Mahkemece, bozma ilamına uyularak ..ve ..’ın mirasçılık belgelerine göre, . ‘ın mirasçıları davaya dahil edilerek davanın kabulüne karar verilmiştir.
Hükmü, davalı … vekili temyiz etmiştir.
Paydaşlığın (ortaklığın) giderilmesi davaları, paylı mülkiyet veya elbirliği mülkiyetine konu taşınır veya taşınmaz mallarda paydaşlar (ortaklar) arasında mevcut birlikte mülkiyet ilişkisini sona erdirip ferdi mülkiyete geçmeyi sağlayan, iki taraflı, tarafları için benzer sonuçlar doğuran davalardır.
Paydaşlığın giderilmesi davasını paydaşlardan biri veya birkaçı diğer paydaşlara karşı açar.
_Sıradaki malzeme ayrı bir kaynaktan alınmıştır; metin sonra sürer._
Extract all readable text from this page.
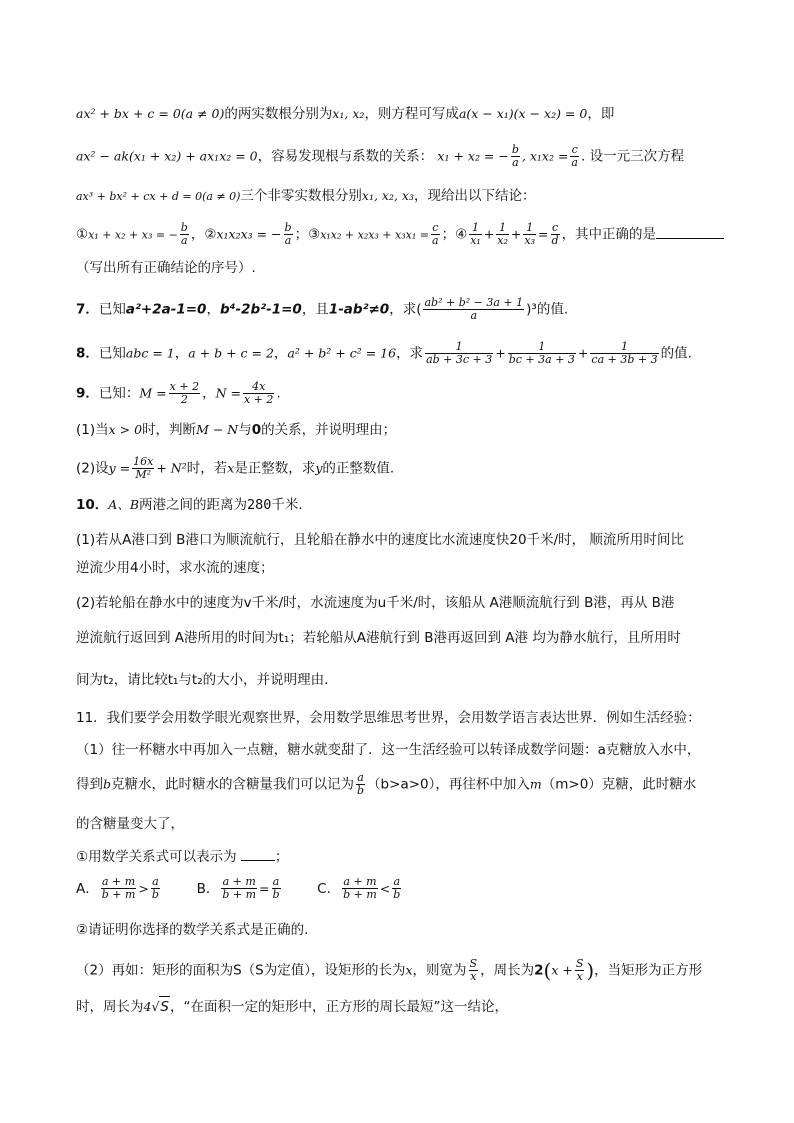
ax² + bx + c = 0(a ≠ 0)的两实数根分别为x₁, x₂，则方程可写成a(x − x₁)(x − x₂) = 0，即
ax² − ak(x₁ + x₂) + ax₁x₂ = 0，容易发现根与系数的关系： x₁ + x₂ = − $\frac{b}{a}$ , $x_1x_2 = \frac{c}{a}$ . 设一元三次方程
ax³ + bx² + cx + d = 0(a ≠ 0)三个非零实数根分别x₁, x₂, x₃，现给出以下结论：
①x₁ + x₂ + x₃ = − $\frac{b}{a}$ ，②x₁x₂x₃ = − $\frac{b}{a}$ ；③x₁x₂ + $x_2x_3 + x_3x_1 = \frac{c}{a}$ ；④ $\frac{1}{\text{x₁}} + \frac{1}{\text{x₂}} + \frac{1}{\text{x₃}} = \frac{c}{d}$ ，其中正确的是
（写出所有正确结论的序号）.
7．已知a²+2a-1=0，b⁴-2b²-1=0，且1-ab²≠0，求( $\frac{\text{ab² + b² − 3a + 1}}{a} )^3$的值.
8．已知abc = 1，a + b + c = 2，a² + b² + c² = 16，求 $\frac{1}{ab + 3c + 3} + \frac{1}{bc + 3a + 3} + \frac{1}{ca + 3b + 3}$ 的值.
9．已知：$M = \frac{x + 2}{2}$ ，$N = \frac{4x}{x + 2}$ .
(1)当x > 0时，判断M − N与0的关系，并说明理由；
(2)设$y = \frac{16x}{\text{M²}} + N^2$时，若x是正整数，求y的正整数值.
10．A、B两港之间的距离为280千米.
(1)若从A港口到 B港口为顺流航行，且轮船在静水中的速度比水流速度快20千米/时， 顺流所用时间比
逆流少用4小时，求水流的速度；
(2)若轮船在静水中的速度为v千米/时，水流速度为u千米/时，该船从 A港顺流航行到 B港，再从 B港
逆流航行返回到 A港所用的时间为t₁；若轮船从A港航行到 B港再返回到 A港 均为静水航行，且所用时
间为t₂，请比较t₁与t₂的大小，并说明理由.
11．我们要学会用数学眼光观察世界，会用数学思维思考世界，会用数学语言表达世界．例如生活经验：
（1）往一杯糖水中再加入一点糖，糖水就变甜了．这一生活经验可以转译成数学问题：a克糖放入水中，
得到b克糖水，此时糖水的含糖量我们可以记为 $\frac{a}{b} (b>a>0)$，再往杯中加入m（m>0）克糖，此时糖水
的含糖量变大了，
①用数学关系式可以表示为	；
A． $\frac{a + m}{b + m} > \frac{a}{b}$	B． $\frac{a + m}{b + m} = \frac{a}{b}$	C． $\frac{a + m}{b + m} < \frac{a}{b}$
②请证明你选择的数学关系式是正确的.
（2）再如：矩形的面积为S（S为定值），设矩形的长为x，则宽为 $\frac{S}{x}$ ，周长为$2(x + \frac{S}{x}$ )，当矩形为正方形
时，周长为4√S，“在面积一定的矩形中，正方形的周长最短”这一结论，
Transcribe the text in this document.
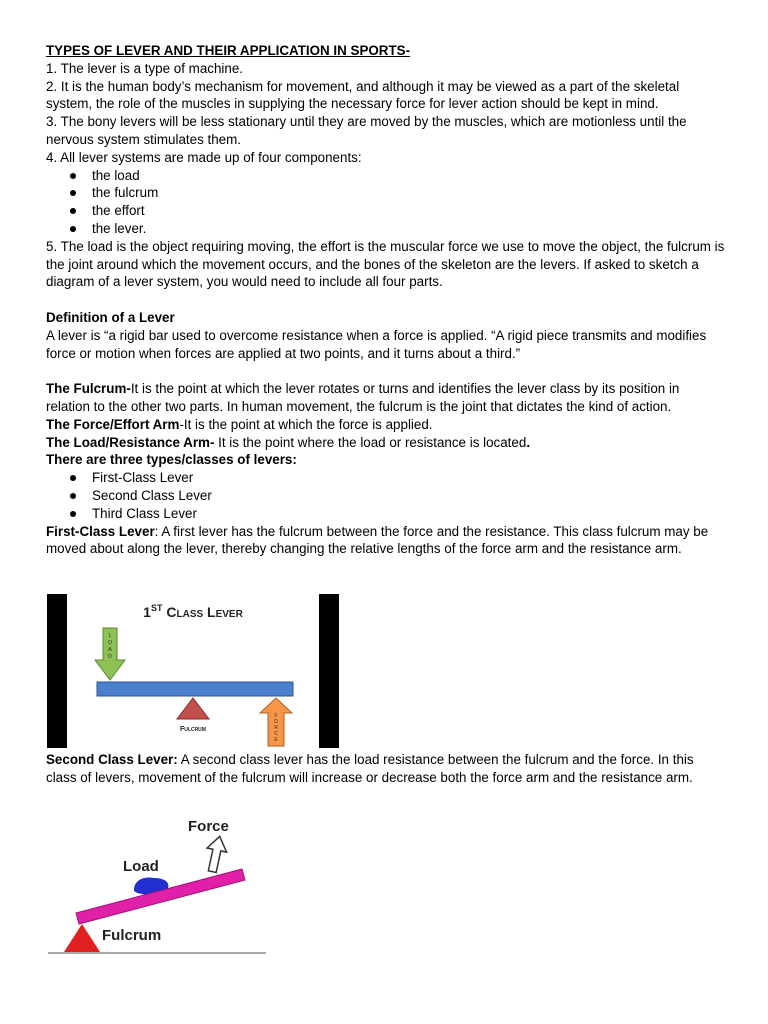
TYPES OF LEVER AND THEIR APPLICATION IN SPORTS-

1. The lever is a type of machine.

2. It is the human body’s mechanism for movement, and although it may be viewed as a part of the skeletal system, the role of the muscles in supplying the necessary force for lever action should be kept in mind.

3. The bony levers will be less stationary until they are moved by the muscles, which are motionless until the nervous system stimulates them.

4. All lever systems are made up of four components:

the load
the fulcrum
the effort
the lever.

5. The load is the object requiring moving, the effort is the muscular force we use to move the object, the fulcrum is the joint around which the movement occurs, and the bones of the skeleton are the levers. If asked to sketch a diagram of a lever system, you would need to include all four parts.

Definition of a Lever

A lever is “a rigid bar used to overcome resistance when a force is applied. “A rigid piece transmits and modifies force or motion when forces are applied at two points, and it turns about a third.”

The Fulcrum-It is the point at which the lever rotates or turns and identifies the lever class by its position in relation to the other two parts. In human movement, the fulcrum is the joint that dictates the kind of action.

The Force/Effort Arm-It is the point at which the force is applied.

The Load/Resistance Arm- It is the point where the load or resistance is located.

There are three types/classes of levers:

First-Class Lever
Second Class Lever
Third Class Lever

First-Class Lever: A first lever has the fulcrum between the force and the resistance. This class fulcrum may be moved about along the lever, thereby changing the relative lengths of the force arm and the resistance arm.

1ST Class Lever
L
O
A
D
Fulcrum
F
O
R
C
E

Second Class Lever: A second class lever has the load resistance between the fulcrum and the force. In this class of levers, movement of the fulcrum will increase or decrease both the force arm and the resistance arm.

Force
Load
Fulcrum
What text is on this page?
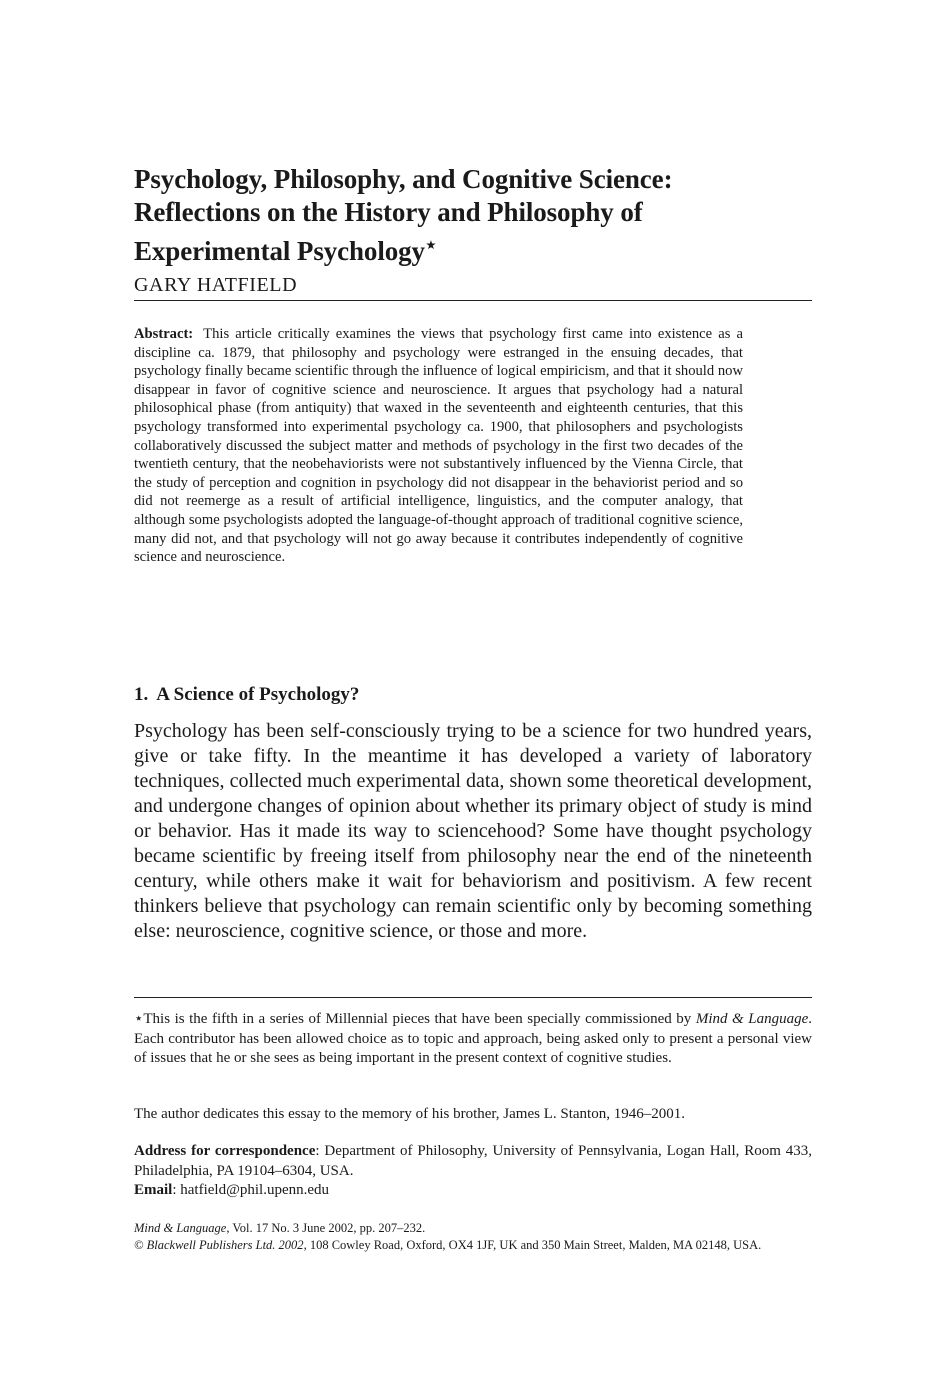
Psychology, Philosophy, and Cognitive Science:
Reflections on the History and Philosophy of
Experimental Psychology⋆
GARY HATFIELD
Abstract: This article critically examines the views that psychology first came into existence as a discipline ca. 1879, that philosophy and psychology were estranged in the ensuing decades, that psychology finally became scientific through the influence of logical empiricism, and that it should now disappear in favor of cognitive science and neuroscience. It argues that psychology had a natural philosophical phase (from antiquity) that waxed in the seventeenth and eighteenth centuries, that this psychology transformed into experimental psychology ca. 1900, that philosophers and psychologists collaboratively discussed the subject matter and methods of psychology in the first two decades of the twentieth century, that the neobehaviorists were not substantively influenced by the Vienna Circle, that the study of perception and cognition in psychology did not disappear in the behaviorist period and so did not reemerge as a result of artificial intelligence, linguistics, and the computer analogy, that although some psychologists adopted the language-of-thought approach of traditional cognitive science, many did not, and that psychology will not go away because it contributes independently of cognitive science and neuroscience.
1. A Science of Psychology?

Psychology has been self-consciously trying to be a science for two hundred years, give or take fifty. In the meantime it has developed a variety of laboratory techniques, collected much experimental data, shown some theoretical development, and undergone changes of opinion about whether its primary object of study is mind or behavior. Has it made its way to sciencehood? Some have thought psychology became scientific by freeing itself from philosophy near the end of the nineteenth century, while others make it wait for behaviorism and positivism. A few recent thinkers believe that psychology can remain scientific only by becoming something else: neuroscience, cognitive science, or those and more.

⋆This is the fifth in a series of Millennial pieces that have been specially commissioned by Mind & Language. Each contributor has been allowed choice as to topic and approach, being asked only to present a personal view of issues that he or she sees as being important in the present context of cognitive studies.

The author dedicates this essay to the memory of his brother, James L. Stanton, 1946–2001.

Address for correspondence: Department of Philosophy, University of Pennsylvania, Logan Hall, Room 433, Philadelphia, PA 19104–6304, USA.
Email: hatfield@phil.upenn.edu

Mind & Language, Vol. 17 No. 3 June 2002, pp. 207–232.
© Blackwell Publishers Ltd. 2002, 108 Cowley Road, Oxford, OX4 1JF, UK and 350 Main Street, Malden, MA 02148, USA.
HMK’nın 27. maddesi uyarınca davada bütün paydaşların yer alması zorunludur. Paydaşlardan veya ortaklardan birinin ölümü halinde alınacak mirasçılık belgesine göre mirasçılarının davaya katılmaları sağlandıktan sonra işin esasının incelenmesi gerekir.

.
Somut olaya gelince; davacı …, yargılama sırasında vesayet altına alınmış, vasisi oğlu … davayı takip etmiş ise de Avukat …’ya vasi tarafından verilmiş bir vekaletname bulunmadığı halde kısıtlının vekiliymiş gibi yargılamaya katılması doğru değildir.
Paydaşlardan.. ve ..oğlu .’ın ölü olduğu anlaşıldığından mirasçılık belgesi temin edilerek mirasçılarının belirlenmesi ve davaya dahil edilmeleri gerekirken nüfus kayıtlarıyla yetinilmesi de isabetsizdir.
Bunun yanısıra paydaş.ın mirasçısı ..’ın ve paydaş..’nun davada yer almadıkları anlaşıldığından sağ iseler kendilerine usulüne uygun şekilde tebligat yapılmalı, ölü iseler mirasçılık belgeleri temin edilerek mirasçılarının davada yer almaları sağlanmalı, taraf teşkili sağlandıktan sonra işin esasına girilerek bir karar verilmelidir.
Ayrıca, dosya içerisindeki mirasçılık belgeleri ve nüfus kayıtlarında davalılardan .., . ve .’ın isimlerinin, karar başlığında …, .. ve ..olarak yazıldığı anlaşılmıştır. Mirasçılık belgelerindeki ve nüfus kayıtlarındaki isimlere göre karar başlığının yazılmaması da doğru görülmemiş, belirtilen tüm bu sebeplerle kararın bozulması gerekmiştir..
SONUÇ:Temyiz olunan kararın yukarıda açıklanan nedenlerle BOZULMASINA, bozma nedenlerine göre diğer temyiz itirazlarının şimdilik incelenmesine yer olmadığına, peşin yatırılan harcın istek halinde yatıran tarafa iadesine, 15.12.2015 tarihinde oybirliği ile karar verildi.